I've been trying to get a handle on that strategy and have forced it in most of the drafts I've done since Pro Tour Amonkhet. This is where I ended up last night:
Things didn't go quite to plan.
My first pick was Archfiend of Ifnir, which pulled me away from pursuing an aggressive strategy in an instant. However, my neighbor feeding me, Meaghan, cut black pretty effectively. It helped that I got late copies of both Bloodrage Brawler and Exemplar of Strength in pack one to clue me in to the fact that I should look somewhere other than black for colors to play.
There's a dichotomy in Amonkhet Limited between "I want to draft an aggressive deck with a low mana curve" and "I'm drafting green." Oashra Cultivator and Naga Vitalist aren't playable in an aggressive deck, and Bitterblade Warrior is perfectly replacement-level — not what you're looking for for your aggressive deck. Uncommons really tie things together though.
My toughest pick came early on in pack two: the second Bloodrage Brawler over an Electrify. I had gotten my second Exemplar of Strength at that point, and figured that a fourth ginormous two-drop would be better than a removal spell of dubious efficiency. I ended up picking up an Electrify in pack three anyway, so all's well that ends well I guess.

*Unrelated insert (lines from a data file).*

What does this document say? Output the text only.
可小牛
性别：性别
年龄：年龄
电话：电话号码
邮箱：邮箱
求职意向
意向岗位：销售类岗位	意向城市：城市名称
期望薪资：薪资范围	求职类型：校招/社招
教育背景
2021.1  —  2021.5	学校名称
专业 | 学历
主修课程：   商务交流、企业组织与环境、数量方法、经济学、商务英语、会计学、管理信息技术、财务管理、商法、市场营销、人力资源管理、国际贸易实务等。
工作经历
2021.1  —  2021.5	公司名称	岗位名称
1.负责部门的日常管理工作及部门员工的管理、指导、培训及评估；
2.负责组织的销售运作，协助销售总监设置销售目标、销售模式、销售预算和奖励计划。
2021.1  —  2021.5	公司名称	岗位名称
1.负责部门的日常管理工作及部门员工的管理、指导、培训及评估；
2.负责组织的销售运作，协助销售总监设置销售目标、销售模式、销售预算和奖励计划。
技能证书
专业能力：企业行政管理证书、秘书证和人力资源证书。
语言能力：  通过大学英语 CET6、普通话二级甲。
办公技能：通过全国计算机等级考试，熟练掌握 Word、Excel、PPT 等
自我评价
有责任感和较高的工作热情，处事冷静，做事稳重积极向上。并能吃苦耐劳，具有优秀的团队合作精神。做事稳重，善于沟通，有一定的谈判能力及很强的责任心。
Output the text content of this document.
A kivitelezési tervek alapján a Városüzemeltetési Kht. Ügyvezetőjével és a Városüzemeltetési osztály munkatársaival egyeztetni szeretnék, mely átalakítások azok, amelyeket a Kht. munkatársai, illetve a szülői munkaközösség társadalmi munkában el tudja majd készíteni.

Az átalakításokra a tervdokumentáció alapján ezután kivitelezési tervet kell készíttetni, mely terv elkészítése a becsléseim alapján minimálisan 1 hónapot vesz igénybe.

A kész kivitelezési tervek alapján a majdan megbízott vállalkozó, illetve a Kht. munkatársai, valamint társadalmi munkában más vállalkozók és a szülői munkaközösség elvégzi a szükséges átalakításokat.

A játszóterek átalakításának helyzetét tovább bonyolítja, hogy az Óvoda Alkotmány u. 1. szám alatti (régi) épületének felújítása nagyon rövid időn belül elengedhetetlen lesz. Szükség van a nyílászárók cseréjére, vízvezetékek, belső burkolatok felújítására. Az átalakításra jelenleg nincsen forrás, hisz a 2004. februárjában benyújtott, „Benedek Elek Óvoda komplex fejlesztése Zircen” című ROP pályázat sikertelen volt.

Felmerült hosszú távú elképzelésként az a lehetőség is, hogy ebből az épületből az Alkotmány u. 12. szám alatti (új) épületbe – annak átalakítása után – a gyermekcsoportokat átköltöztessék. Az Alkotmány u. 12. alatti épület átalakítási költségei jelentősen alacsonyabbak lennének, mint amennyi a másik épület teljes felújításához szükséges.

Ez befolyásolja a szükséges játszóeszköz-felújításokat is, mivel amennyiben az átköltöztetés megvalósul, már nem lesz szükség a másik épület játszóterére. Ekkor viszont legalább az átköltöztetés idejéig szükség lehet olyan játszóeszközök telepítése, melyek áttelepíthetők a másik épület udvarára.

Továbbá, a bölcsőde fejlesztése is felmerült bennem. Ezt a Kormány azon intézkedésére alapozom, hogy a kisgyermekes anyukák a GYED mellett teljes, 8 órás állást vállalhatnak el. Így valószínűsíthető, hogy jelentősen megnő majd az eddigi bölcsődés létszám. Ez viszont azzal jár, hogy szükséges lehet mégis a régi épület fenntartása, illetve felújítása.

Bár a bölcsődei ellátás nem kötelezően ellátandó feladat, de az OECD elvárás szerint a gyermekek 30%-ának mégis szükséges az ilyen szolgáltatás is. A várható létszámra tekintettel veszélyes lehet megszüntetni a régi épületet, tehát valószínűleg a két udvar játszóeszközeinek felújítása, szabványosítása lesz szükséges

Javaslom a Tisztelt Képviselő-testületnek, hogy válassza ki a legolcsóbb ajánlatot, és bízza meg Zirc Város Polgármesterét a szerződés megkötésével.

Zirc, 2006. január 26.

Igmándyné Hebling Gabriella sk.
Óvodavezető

This should've been a 16-land deck with a Brute Strength, but I got too conservative in the face of Manticore of the Gauntlet and Insult // Injury, the latter of which is preferable to play as a six-drop. The only time I ever got to cast it in three rounds was when I discarded it to a pre-combat Bloodrage Brawler and cast Injury to kill an Honored Crop-Captain and win the game. In my defense, I only had five lands.
My three matches were non-competitive, a 3-0 6-0 in which I played against decks that had a much higher curve than mine did. My closest match was round one against one of our remote developers — he had a white-red deck with two Honored Crop-Captain and a bunch of Rhet-Crop Spearmaster and other such things, but couldn't really stop me from chipping in early damage with my suite of gigantic two-drops; flooding the board and coupling that with some carefully-placed attacks and removal sealed the deal.
Many of the matches played out like this. A 4/3 on turn two is really not a thing that's supposed to happen, and they often made for lots of novel circumstances that culminated in me winning the game. I'll take it.